La guerra e il mondo che non c’è più
Il conflitto in Ucraina continua a produrre morte ma in questi mesi non è nato un movimento globale contro la guerra. Per costruire una politica transnazionale di pace occorre andare oltre la geopolitica e le analisi incentrate sugli Stati-nazione
La guerra in Ucraina continua a produrre morte e al contempo, mentre stabilisce poco appassionanti schieramenti di bandiera in campagna elettorale, continua a sfuggire come problema politico per tutti coloro che sono insoddisfatti dell’ordine di cose presente e continuano a sfidarlo.
Che l’invasione russa dell’Ucraina e lo scenario da terza guerra mondiale che sta determinando su scala globale non abbiano generato la nascita di un movimento globale contro la guerra è oramai cosa evidente. La difficoltà di affermare una posizione autonoma sembra lasciare spazio alla polarizzazione tra posizioni inconciliabili: una filo-ucraina di condanna del neoimperialismo russo e una filo-putiniana che attribuisce la ragione della guerra alla Nato e al suo spingersi sempre più a Est. Oppure ci si accontenta di ripetere che non ci si schiera né con la Nato né con la Russia, evitando il problema di dichiarare non per chi, ma per cosa ci si schiera.

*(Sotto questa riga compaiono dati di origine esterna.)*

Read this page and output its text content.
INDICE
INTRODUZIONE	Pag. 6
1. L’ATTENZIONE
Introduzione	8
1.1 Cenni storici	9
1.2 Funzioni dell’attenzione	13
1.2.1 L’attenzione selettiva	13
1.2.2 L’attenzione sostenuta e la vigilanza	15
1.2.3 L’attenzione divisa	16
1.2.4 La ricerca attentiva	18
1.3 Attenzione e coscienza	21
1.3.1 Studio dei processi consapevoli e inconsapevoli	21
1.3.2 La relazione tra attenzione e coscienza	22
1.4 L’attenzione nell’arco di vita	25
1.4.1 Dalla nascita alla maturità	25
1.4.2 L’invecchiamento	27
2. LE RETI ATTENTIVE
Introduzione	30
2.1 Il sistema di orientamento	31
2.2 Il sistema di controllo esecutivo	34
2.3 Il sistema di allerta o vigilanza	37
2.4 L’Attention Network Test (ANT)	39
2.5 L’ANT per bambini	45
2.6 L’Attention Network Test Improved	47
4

Ciò che si è definitivamente rotto è quel mondo che aveva coltivato l’illusione di una governance globale a trazione occidentale in cui la violenza chirurgica – le cosiddette operazioni di polizia internazionale in terre lontane dall’Occidente – andava a sostituirsi definitivamente alle guerre tra Stati nazione. Quello stesso mondo che oggi si sgretola secondo linee di frattura che agiscono su molteplici piani.

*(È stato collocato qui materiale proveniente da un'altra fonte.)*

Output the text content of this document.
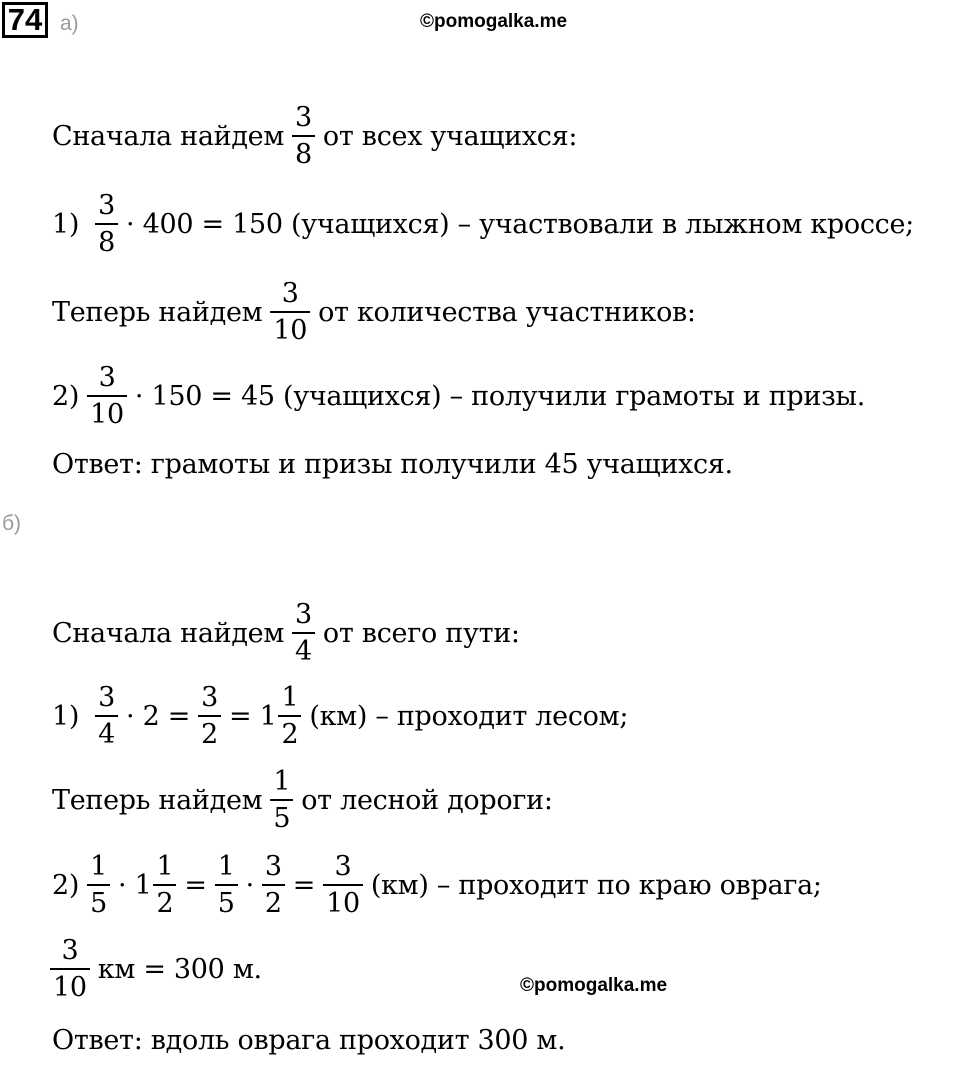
74 а)	©pomogalka.me
Сначала найдем $\frac{3}{8}$ от всех учащихся:
$1) \frac{3}{8} \cdot 400 = 150$ (учащихся) – участвовали в лыжном кроссе;
Теперь найдем $\frac{3}{10}$ от количества участников:
$2) \frac{3}{10} \cdot 150 = 45$ (учащихся) – получили грамоты и призы.
Ответ: грамоты и призы получили 45 учащихся.
б)
Сначала найдем $\frac{3}{4}$ от всего пути:
$1) \frac{3}{4} \cdot 2 = \frac{3}{2} = 1 \frac{1}{2} (км)$ – проходит лесом;
Теперь найдем $\frac{1}{5}$ от лесной дороги:
$2) \frac{1}{5} \cdot 1 \frac{1}{2} = \frac{1}{5} \cdot \frac{3}{2} = \frac{3}{10} (км)$ – проходит по краю оврага;
$\frac{3}{10}$ км = 300 м.
©pomogalka.me
Ответ: вдоль оврага проходит 300 м.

La paralisi che gran parte dei movimenti sociali sta mostrando in questo nuovo scenario è perciò dettata dal rifiuto – più o meno consapevole – di assumere pienamente la nuova e spiazzante realtà in cui siamo e dalla rassicurante illusione di poter sempre avvalersi di categorie, slogan e inclinazioni proprie di un tempo oramai chiuso alle nostre spalle. Come se l’autunno della globalizzazione che ci sta restituendo questo scenario di guerra presagisca, con la forza di una legge naturale, il ritorno dell’inverno degli Stati nazione. Rifioccano richiami all’imperialismo, al colonialismo, all’autodeterminazione dei popoli e infine a una sovranità in grado di ricondurre al proprio interno movimenti di persone e di capitali, oramai definitivamente emancipati da qualsivoglia dimensione territoriale.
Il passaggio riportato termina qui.